Gegen diesen Beschluss hat der Kläger am 08.04.2003 Beschwerde eingelegt und diese damit begründet, ihm sei Prozesskostenhilfe schon deswegen zu bewilligen, weil in dem Hauptsacheverfahren schwierige Rechts- und Tatsachenfragen zu klären seien. So sei zweifelhaft, ob es sich bei dem streitgegenständlichen Straßenzug tatsächlich nur um eine beitragsrechtliche Anlage handele, so dass eine Augenscheinseinnahme unumgänglich sei. Auch sei erst noch zu klären, ob sein Grundstück im Zuge des Ausbaus der N-Straße aus Rechtsgründen als erschlossen gelte. Zu klären sei außerdem, wie die Teillängen der H-Straße im Süden (Abzweig von der S-Straße) und im Norden (Abzweig von der B-Straße) zu behandeln seien und wie die bestehende Verbindungsstrecke tatsächlich und rechtlich zu bewerten sei. Soweit das Verwaltungsgericht ausgeführt habe, es habe sich um eine Schotterbefestigung ohne Borde gehandelt, stehe dies nicht fest. Den Angaben der Beklagten sei nur zu entnehmen, dass eine Strecke von etwa 100 m als Schotterstraße ausgebaut gewesen sei; auch stehe nicht fest, wo die Borde im Verlaufe der jetzigen H-Straße gefehlt hätten. Zudem habe das Gericht nicht geprüft, ob die Schotterbefestigung den örtlichen Ausbaugepflogenheiten entsprochen habe. Unzutreffend sei das Verwaltungsgericht davon ausgegangen, dass ein technisches Ausbauprogramm existiert habe; denn auf den Bebauungsplan vom 12.02.1947 könne nicht abgestellt werden. Weiter genüge die Erschließungsbeitragssatzung vom 24.06.2002 nicht den materiell-rechtlichen Anforderungen des § 132 Nr. 4 BauGB, da in § 7 Abs. 2 die zwingend notwendigen Angaben zum technischen Ausbauprogramm für die Teileinrichtungen "Straßenentwässerung" und "Straßenbeleuchtung" fehlten. Schließlich habe das Verwaltungsgericht verkannt, dass es im vorliegenden Fall sehr wohl einer Widmung als notwendiges Merkmal der endgültigen Herstellung einer öffentlichen Straße bedurft hätte. Auch hinsichtlich der Aufwandsermittlung und -verteilung bedürfe es einer weiteren Sachverhaltsaufklärung, da Zuwendungen aus Bundesmitteln nach dem Gemeindeverkehrsfinanzierungsgesetz möglicherweise nicht korrekt auch zugunsten der Beitragspflichtigen berücksichtigt worden seien.

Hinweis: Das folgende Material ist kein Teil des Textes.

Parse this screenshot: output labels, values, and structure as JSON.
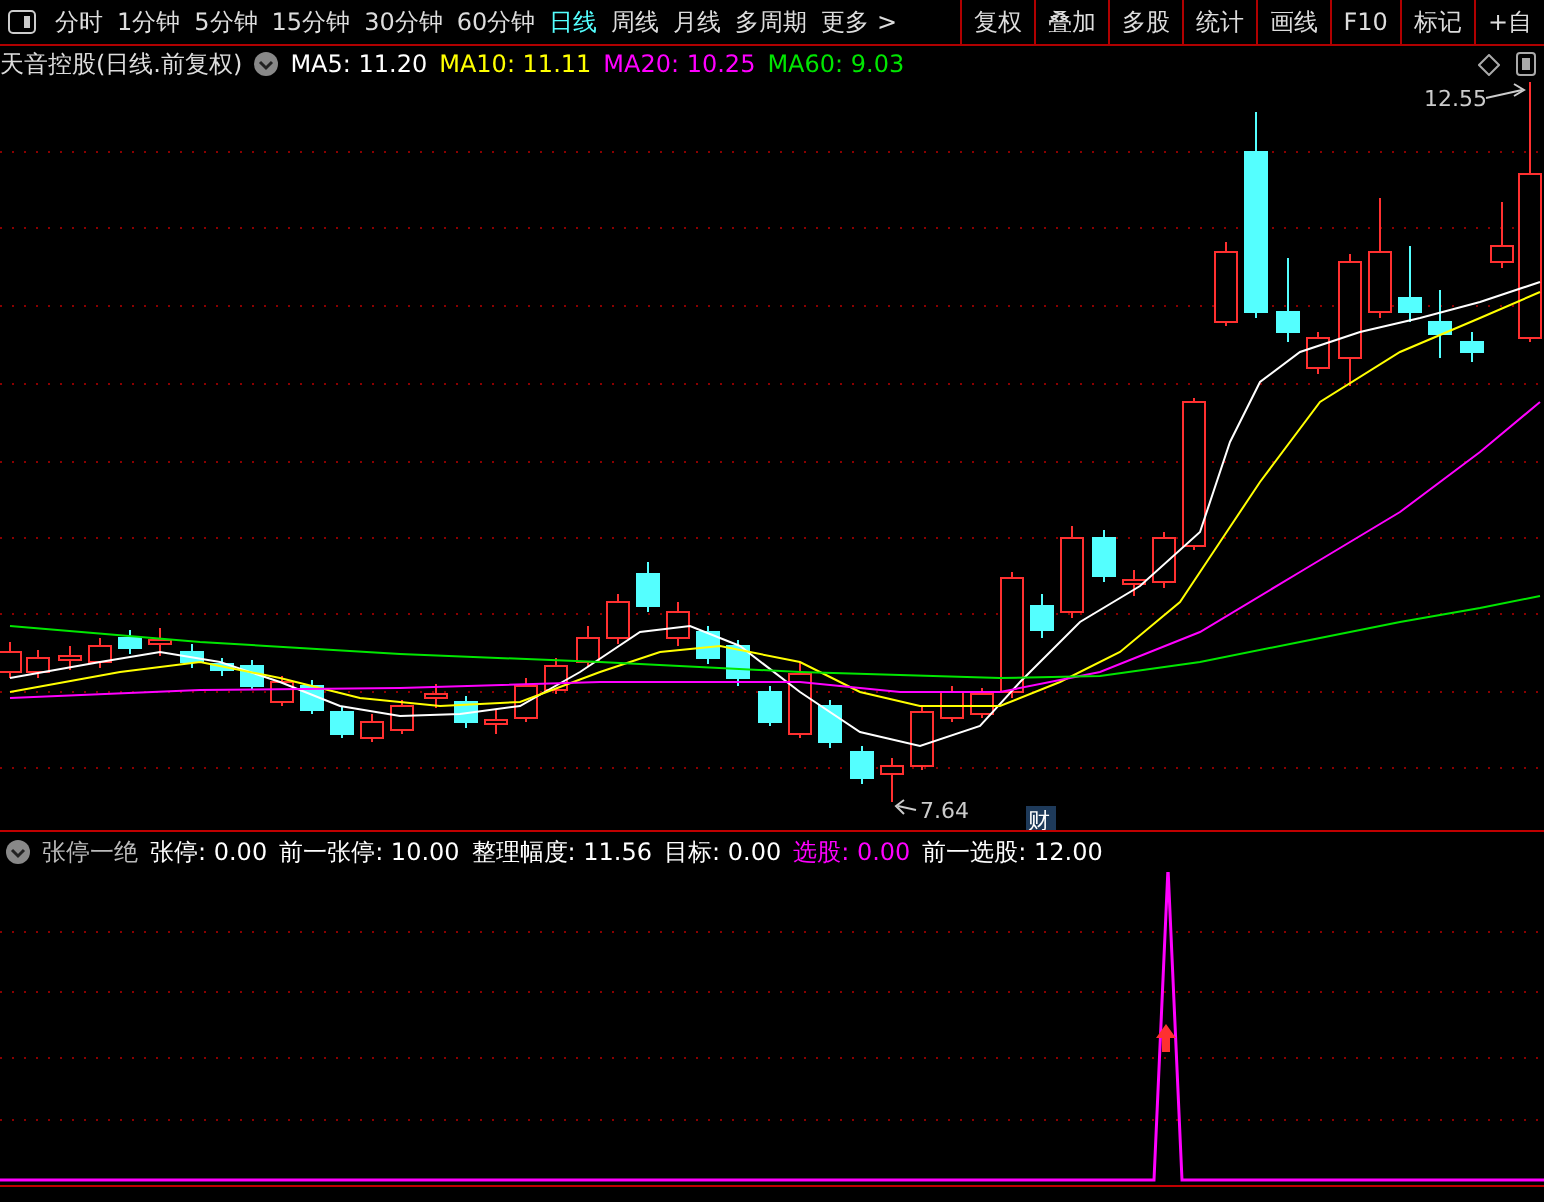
{
  "toolbar": {
    "periods": [
      {
        "label": "分时",
        "selected": false
      },
      {
        "label": "1分钟",
        "selected": false
      },
      {
        "label": "5分钟",
        "selected": false
      },
      {
        "label": "15分钟",
        "selected": false
      },
      {
        "label": "30分钟",
        "selected": false
      },
      {
        "label": "60分钟",
        "selected": false
      },
      {
        "label": "日线",
        "selected": true
      },
      {
        "label": "周线",
        "selected": false
      },
      {
        "label": "月线",
        "selected": false
      },
      {
        "label": "多周期",
        "selected": false
      },
      {
        "label": "更多 >",
        "selected": false
      }
    ],
    "buttons": [
      "复权",
      "叠加",
      "多股",
      "统计",
      "画线",
      "F10",
      "标记",
      "+自"
    ]
  },
  "chart": {
    "title": "天音控股(日线.前复权)",
    "indicators": [
      {
        "label": "MA5: 11.20",
        "color": "#ffffff"
      },
      {
        "label": "MA10: 11.11",
        "color": "#ffff00"
      },
      {
        "label": "MA20: 10.25",
        "color": "#ff00ff"
      },
      {
        "label": "MA60: 9.03",
        "color": "#00e600"
      }
    ],
    "high_label": "12.55",
    "low_label": "7.64",
    "event_badge": "财"
  },
  "indicator_panel": {
    "name": "张停一绝",
    "fields": [
      {
        "label": "张停: 0.00",
        "color": "#ffffff"
      },
      {
        "label": "前一张停: 10.00",
        "color": "#ffffff"
      },
      {
        "label": "整理幅度: 11.56",
        "color": "#ffffff"
      },
      {
        "label": "目标: 0.00",
        "color": "#ffffff"
      },
      {
        "label": "选股: 0.00",
        "color": "#ff00ff"
      },
      {
        "label": "前一选股: 12.00",
        "color": "#ffffff"
      }
    ]
  }
}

Wegen der weiteren Einzelheiten des Sach- und Streitstandes wird auf die Verwaltungsvorgänge sowie die gewechselten Schriftsätze nebst Anlagen verwiesen.

II.

Die zulässige Beschwerde ist unbegründet.

Das Verwaltungsgericht hat den Antrag des Klägers auf Bewilligung von Prozesskostenhilfe zu Recht mit der Begründung abgelehnt, die beabsichtigte Rechtsverfolgung biete keine hinreichende Aussicht auf Erfolg (§ 166 der Verwaltungsgerichtsordnung i. d. F. d. Bek. v. 19.03.1991 (BGBl I 686) - VwGO -, zuletzt geändert durch Gesetz 24.06.2004 (BGBl I 1359 [1381]), i. V. m. § 114 der Zivilprozessordnung - ZPO -).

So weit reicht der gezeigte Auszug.